SNAP output for PDB entry 5hq2 [SNAP web server]

PDB-id

5hq2; SNAP-derived features in text and JSON formats; DNAproDB

Class

transferase-DNA

Method

X-ray (4.5 Å)

Summary

Structural model of set8 histone h4 lys20 methyltransferase bound to nucleosome core particle

Reference

Girish TS, McGinty RK, Tan S (2016): "Multivalent Interactions by the Set8 Histone Methyltransferase With Its Nucleosome Substrate." J.Mol.Biol., 428, 1531-1543. doi: 10.1016/j.jmb.2016.02.025.

Abstract

Set8 is the only mammalian monomethyltransferase responsible for H4K20me1, a methyl mark critical for genomic integrity of eukaryotic cells.
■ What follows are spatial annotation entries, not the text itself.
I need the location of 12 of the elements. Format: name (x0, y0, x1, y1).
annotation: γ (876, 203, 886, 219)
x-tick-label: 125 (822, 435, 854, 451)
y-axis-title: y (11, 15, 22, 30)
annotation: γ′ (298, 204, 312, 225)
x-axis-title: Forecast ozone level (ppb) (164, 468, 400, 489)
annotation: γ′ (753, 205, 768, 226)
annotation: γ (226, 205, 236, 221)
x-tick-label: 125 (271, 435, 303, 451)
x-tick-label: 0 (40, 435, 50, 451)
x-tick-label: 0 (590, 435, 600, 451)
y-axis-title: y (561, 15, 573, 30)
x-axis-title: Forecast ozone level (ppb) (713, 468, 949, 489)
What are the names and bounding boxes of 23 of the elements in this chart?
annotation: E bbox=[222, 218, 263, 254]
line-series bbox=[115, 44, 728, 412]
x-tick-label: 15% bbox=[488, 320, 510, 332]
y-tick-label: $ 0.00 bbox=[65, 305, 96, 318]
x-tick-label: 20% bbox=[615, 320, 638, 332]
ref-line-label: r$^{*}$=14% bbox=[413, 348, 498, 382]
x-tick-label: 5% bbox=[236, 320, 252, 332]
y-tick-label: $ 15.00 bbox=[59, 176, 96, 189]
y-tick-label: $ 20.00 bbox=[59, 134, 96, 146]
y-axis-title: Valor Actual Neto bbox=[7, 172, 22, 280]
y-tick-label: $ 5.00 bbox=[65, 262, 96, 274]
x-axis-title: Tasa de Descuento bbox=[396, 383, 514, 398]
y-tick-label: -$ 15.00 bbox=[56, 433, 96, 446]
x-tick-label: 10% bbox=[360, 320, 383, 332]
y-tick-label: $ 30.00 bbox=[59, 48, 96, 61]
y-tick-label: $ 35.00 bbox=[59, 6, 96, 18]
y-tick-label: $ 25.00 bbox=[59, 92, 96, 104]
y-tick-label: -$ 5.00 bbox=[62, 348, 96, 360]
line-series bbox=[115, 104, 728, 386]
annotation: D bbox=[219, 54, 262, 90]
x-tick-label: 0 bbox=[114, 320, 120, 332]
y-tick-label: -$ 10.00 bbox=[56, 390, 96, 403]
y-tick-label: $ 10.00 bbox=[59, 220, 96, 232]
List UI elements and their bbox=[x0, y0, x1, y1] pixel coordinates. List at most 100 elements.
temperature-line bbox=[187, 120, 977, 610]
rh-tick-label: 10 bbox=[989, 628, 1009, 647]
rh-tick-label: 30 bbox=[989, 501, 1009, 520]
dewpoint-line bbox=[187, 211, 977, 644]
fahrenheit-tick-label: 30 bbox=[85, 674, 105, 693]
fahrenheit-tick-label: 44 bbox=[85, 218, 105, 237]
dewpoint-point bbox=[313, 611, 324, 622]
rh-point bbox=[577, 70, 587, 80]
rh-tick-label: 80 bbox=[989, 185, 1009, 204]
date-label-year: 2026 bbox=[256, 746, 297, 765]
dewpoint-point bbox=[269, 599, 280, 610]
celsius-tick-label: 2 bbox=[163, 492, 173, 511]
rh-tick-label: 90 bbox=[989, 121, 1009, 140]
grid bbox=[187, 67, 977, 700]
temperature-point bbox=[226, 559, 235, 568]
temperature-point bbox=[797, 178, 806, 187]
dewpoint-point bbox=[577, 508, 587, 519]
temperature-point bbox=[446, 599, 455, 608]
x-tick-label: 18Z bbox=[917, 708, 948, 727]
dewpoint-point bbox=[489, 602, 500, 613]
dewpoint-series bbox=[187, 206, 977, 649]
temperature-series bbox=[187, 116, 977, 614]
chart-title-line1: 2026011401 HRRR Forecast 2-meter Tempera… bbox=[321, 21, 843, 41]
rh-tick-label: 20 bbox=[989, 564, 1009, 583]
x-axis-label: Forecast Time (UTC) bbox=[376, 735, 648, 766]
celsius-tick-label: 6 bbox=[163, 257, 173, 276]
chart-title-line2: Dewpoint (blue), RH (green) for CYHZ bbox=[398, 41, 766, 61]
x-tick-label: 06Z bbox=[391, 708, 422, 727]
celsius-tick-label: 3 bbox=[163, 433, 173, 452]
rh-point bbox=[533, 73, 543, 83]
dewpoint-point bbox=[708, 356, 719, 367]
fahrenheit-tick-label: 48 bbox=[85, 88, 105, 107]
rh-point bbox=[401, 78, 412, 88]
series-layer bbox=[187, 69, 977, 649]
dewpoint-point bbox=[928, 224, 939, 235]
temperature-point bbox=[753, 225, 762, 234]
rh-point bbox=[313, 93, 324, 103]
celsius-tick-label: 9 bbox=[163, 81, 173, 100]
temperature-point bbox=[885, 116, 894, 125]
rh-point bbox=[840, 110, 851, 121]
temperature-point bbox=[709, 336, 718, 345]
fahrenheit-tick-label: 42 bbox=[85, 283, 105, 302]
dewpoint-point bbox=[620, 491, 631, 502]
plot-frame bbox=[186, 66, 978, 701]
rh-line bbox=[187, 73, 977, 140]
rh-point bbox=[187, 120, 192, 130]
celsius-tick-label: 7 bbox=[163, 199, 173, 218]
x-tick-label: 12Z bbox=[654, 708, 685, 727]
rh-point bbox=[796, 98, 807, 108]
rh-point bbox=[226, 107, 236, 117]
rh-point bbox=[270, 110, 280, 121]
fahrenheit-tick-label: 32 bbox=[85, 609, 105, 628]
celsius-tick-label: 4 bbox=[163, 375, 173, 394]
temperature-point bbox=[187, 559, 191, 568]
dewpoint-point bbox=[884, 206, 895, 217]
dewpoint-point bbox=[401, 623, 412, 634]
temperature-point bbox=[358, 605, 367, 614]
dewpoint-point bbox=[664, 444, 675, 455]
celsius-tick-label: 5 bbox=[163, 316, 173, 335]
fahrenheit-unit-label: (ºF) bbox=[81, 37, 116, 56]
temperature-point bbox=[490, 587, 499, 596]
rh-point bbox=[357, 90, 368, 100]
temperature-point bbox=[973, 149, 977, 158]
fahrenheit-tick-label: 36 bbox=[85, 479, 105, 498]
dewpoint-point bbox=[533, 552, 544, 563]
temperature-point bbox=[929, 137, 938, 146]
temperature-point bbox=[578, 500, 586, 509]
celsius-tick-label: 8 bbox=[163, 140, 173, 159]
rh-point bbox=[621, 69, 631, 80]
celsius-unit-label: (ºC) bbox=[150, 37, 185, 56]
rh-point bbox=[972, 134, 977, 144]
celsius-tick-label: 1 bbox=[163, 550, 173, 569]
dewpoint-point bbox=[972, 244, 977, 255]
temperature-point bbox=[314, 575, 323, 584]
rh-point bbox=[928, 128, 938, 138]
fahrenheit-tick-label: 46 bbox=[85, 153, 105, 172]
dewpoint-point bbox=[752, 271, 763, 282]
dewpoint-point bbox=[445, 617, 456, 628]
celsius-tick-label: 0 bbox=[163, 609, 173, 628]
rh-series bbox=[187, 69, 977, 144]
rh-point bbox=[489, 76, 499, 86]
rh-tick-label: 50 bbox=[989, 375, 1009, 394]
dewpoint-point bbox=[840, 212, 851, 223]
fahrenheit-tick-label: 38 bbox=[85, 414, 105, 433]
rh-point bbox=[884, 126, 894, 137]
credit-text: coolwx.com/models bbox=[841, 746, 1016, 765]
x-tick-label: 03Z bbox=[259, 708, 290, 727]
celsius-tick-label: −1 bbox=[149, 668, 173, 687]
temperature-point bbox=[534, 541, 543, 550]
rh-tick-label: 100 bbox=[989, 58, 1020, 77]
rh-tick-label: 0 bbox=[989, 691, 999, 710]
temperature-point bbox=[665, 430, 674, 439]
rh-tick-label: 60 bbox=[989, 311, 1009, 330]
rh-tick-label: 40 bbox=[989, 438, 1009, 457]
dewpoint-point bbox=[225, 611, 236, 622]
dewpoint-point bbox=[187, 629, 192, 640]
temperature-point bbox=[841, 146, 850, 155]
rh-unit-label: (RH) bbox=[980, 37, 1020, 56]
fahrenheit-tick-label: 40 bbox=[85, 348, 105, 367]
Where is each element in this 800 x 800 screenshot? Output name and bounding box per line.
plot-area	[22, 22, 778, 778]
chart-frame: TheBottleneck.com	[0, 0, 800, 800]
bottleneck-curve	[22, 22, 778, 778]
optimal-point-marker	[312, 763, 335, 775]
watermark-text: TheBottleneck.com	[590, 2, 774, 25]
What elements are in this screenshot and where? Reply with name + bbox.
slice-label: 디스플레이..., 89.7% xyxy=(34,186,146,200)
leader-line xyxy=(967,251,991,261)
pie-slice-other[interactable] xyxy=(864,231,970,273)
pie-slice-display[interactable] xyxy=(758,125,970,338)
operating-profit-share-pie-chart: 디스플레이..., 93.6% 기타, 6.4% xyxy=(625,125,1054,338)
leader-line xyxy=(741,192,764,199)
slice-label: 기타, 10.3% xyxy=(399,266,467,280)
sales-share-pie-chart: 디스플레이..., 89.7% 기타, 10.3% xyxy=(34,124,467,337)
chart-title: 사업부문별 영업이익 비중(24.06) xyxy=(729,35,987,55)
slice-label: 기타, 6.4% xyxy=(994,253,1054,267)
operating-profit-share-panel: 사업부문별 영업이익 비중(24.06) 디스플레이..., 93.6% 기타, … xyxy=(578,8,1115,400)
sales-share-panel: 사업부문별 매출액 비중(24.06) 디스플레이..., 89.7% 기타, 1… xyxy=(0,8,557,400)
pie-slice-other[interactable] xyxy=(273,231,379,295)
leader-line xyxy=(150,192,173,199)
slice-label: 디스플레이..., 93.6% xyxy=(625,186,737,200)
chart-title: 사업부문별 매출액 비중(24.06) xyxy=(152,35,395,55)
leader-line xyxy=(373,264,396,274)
We present here a structural model for how Set8 uses multivalent interactions to bind and methylate the nucleosome based on crystallographic and solution studies of the Set8/nucleosome complex. Our studies indicate that Set8 employs its i-SET and c-SET domains to engage nucleosomal DNA 1 to 1.5 turns from the nucleosomal dyad and in doing so, it positions the SET domain for catalysis with H4 Lys20. Surprisingly, we find that a basic N-terminal extension to the SET domain plays an even more prominent role in nucleosome binding, possibly by making an arginine anchor interaction with the nucleosome H2A/H2B acidic patch. We further show that proliferating cell nuclear antigen and the nucleosome compete for binding to Set8 through this basic extension, suggesting a mechanism for how nucleosome binding protects Set8 from proliferating cell nuclear antigen-dependent degradation during the cell cycle.